Step 2. Let $\mathcal{S} = \{t: ||t|| =||t_1|| \}$. By another lemma (see below), there is a differential function $c: (0, 2\pi) \to \mathcal{S}$ that passes through $t_1$ and $t_2$. It then suffices to show that $\phi_X$ is constant on $\mathcal{C}$.

Lemma: Let $\mathcal{S}=\{ x:||x||=r\}$, where $r>0$, and let $t_1,t_2\in \mathcal{S}$. Then there is a differentiable mapping $c:(0, 2\pi) \mapsto \mathcal{S}$ that passes through $t_1$ and $t_2$; that is, there exist $\alpha_1,\alpha_2 \in (0, 2\pi)$ such that $c(\alpha_1)=t_1$ and $c(\alpha_2)=t_2$. Proof: Let $\mathcal{H}$ be a hyperplane that passes through $t_1,t_2,0$ in $\mathbb R^p$. Then $\mathcal{C}=\mathcal{H} \cap \mathcal{S}$ is a circle centered at the origin with radius $r$. Pick an arbitrary point $t_3$ in $\mathcal{C}$ that is not $t_1$ and $t_2$, and let $t_4$ be the point on $\mathcal{C}$ obtained by rotating $t_3$ counterclockwise 90 degree along $\mathcal{C}$. Then any point $t$ in $\mathcal{C}$ that is not $t_3$ can be written as $t=\cos(\alpha)t_3+\sin(\alpha)t_4$ for some $\alpha \in (0, 2\pi)$. By construction, $\{ c(\alpha): \alpha \in (0, 2\pi) \}$ is a differentiable curve that passes through $t_1$ and $t_2$.
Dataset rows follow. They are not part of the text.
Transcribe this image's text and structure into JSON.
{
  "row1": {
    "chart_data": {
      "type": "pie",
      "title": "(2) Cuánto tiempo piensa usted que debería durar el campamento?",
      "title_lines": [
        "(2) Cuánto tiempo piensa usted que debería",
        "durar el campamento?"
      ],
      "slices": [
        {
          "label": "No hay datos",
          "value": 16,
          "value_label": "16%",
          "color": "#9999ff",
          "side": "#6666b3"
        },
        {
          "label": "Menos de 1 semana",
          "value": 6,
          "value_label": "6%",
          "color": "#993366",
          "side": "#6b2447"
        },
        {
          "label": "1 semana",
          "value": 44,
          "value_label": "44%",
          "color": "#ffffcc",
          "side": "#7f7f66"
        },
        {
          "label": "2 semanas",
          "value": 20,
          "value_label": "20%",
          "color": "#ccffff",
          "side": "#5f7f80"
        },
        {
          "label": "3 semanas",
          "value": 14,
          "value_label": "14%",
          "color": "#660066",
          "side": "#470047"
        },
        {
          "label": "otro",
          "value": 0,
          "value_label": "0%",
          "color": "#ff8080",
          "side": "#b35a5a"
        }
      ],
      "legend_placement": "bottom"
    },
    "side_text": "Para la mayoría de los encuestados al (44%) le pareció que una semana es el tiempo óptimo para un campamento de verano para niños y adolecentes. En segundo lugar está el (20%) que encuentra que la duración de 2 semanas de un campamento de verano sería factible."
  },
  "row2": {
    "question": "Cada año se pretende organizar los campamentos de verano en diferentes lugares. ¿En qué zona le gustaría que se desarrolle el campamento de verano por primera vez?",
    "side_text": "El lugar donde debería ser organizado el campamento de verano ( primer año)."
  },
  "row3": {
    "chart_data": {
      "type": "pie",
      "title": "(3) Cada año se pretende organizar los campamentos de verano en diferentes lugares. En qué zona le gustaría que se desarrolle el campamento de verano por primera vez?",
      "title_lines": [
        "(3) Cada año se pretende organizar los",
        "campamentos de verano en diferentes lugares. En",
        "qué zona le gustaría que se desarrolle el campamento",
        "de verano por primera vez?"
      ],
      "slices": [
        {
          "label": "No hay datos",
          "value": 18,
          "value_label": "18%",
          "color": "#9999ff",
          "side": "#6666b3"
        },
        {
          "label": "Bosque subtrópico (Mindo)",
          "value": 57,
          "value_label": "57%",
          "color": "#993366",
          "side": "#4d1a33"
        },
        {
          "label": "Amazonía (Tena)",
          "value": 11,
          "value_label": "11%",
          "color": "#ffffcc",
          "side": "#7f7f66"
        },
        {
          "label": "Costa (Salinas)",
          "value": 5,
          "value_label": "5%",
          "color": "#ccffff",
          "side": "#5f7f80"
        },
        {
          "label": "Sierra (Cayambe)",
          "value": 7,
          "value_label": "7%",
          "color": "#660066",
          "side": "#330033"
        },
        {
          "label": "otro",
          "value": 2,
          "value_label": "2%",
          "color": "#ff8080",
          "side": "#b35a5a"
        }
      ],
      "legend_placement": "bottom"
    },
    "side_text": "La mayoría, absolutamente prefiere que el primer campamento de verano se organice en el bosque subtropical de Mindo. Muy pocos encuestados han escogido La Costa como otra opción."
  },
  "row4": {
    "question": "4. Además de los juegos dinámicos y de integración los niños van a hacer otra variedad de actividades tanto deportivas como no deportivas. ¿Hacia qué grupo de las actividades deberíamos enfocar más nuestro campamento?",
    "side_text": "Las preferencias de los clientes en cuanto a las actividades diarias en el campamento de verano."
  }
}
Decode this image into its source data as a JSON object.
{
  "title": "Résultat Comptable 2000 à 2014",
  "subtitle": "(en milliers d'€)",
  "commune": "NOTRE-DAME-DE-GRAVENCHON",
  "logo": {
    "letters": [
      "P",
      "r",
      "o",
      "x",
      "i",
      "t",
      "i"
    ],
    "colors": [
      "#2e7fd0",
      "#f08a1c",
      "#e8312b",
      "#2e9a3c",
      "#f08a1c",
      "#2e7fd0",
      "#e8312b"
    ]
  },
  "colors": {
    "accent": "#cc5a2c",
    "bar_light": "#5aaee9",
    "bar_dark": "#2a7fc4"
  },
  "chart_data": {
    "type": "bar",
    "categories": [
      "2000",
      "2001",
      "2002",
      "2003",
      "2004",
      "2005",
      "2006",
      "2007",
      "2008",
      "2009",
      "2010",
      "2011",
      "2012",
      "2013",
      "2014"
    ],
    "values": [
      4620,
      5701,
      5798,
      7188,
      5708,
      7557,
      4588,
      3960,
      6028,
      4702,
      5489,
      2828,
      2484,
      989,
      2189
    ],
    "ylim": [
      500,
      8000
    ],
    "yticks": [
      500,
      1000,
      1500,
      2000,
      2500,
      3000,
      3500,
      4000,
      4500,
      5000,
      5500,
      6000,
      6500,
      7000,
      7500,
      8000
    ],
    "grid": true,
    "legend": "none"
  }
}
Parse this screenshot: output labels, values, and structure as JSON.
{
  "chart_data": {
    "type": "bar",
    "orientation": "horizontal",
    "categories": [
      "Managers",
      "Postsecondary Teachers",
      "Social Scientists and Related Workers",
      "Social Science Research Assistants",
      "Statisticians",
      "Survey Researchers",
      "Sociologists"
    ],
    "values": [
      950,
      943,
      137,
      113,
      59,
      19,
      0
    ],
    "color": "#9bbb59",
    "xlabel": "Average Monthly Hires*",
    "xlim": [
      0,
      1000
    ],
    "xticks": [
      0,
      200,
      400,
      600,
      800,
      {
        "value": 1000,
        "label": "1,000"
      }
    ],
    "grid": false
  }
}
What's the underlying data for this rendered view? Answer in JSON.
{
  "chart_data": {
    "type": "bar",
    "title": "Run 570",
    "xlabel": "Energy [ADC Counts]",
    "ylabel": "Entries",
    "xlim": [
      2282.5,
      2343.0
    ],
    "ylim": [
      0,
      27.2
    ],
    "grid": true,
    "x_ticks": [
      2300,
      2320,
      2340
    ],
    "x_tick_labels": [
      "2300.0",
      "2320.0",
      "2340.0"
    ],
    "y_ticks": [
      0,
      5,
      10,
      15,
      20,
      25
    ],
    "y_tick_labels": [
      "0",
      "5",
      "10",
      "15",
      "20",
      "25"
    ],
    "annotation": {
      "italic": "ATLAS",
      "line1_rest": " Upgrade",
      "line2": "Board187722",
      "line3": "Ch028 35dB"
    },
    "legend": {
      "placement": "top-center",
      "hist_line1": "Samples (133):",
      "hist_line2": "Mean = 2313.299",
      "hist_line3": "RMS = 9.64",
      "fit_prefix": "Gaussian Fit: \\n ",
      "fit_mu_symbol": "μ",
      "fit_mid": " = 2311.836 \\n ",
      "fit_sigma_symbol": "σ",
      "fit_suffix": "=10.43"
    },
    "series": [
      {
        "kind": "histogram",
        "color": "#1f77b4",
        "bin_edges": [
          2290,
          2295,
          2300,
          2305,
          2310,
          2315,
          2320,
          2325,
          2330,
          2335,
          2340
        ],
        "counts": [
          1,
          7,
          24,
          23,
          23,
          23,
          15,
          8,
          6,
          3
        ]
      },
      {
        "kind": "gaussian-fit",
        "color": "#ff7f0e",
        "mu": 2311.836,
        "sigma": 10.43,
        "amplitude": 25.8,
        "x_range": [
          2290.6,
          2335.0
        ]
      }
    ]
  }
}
Step 3. A sufficient condition for this is

$$\partial \phi_X[c(\alpha)]/\partial \alpha=0$$

for all $\alpha \in (0, 2\pi)$. The left hand side is

$$\partial \phi_X[c(\alpha)]/\partial \alpha=\partial E(e^{ic(\alpha)^T X})/\partial \alpha\stackrel{?}{=} E[(e^{ic(\alpha)^T X} iX^T\dot{c}(\alpha))] \stackrel{?}{=} E\{ e^{ic(\alpha)^T X} iE[X^T \dot{c}(\alpha)|c(\alpha)^T X] \}$$

Question: how to get the last two equality signs? I don't know how to get derivative with expectation.

Answer 1

Let's start with the first:$$\frac{\partial \mathbb{E}(e^{ic(\alpha)^\top X})}{\partial \alpha}\stackrel{?}{=} \mathbb{E}\left[\left(e^{ic(\alpha)^\top X} iX^T\dot{c}(\alpha)\right)\right].$$ Recall that the expectation is an integral; assuming a continuous random variable $X$, we have expectation $$\mathbb{E}[X] = \int_x\, x \cdot f(x) \,\mathrm{d}x.$$ Very roughly speaking (I'll leave you to iron out the precise details), $\mathbb{E}[X]$ is a sum, and since the derivative of a sum is a sum of derivatives, it holds that for some continuously differentable function $g$ with parameter $\alpha$ (and a few other conditions that make $g$ "nice"), $$\frac{\partial \mathbb E[g(\cdot)]}{\partial \alpha} = \mathbb{E}\left[\frac{\partial g(\cdot)}{\partial \alpha}\right].$$ (This is also known by some people as "differentiating under the integral sign"; you can find a proof as well as the other properties that $g$ satisfies here). Now take $g = e^{ic(\alpha)^\top X}$. Its derivative with respect to $\alpha$ is $\partial_\alpha g = iX^\top c'(\alpha) \cdot e^{ic(\alpha)^\top X}$ (the transpose shifts because we are taking the derivative of the exponent; see the matrix cookbook for more, or simply expand the matrices to clearly see their form).

The second equality follows because of the conditional independence of $X^\top c'(\alpha)$ and $c(\alpha)^\top X$ since $c(\alpha)^\top X$ is an element of the $\sigma$-algebra that is a subset of the $\sigma$-algebra of the probability space under which $X^\top c'(\alpha)$ is generated. (Apologies for the mouthful.) There are many proofs of this fact; one is found here.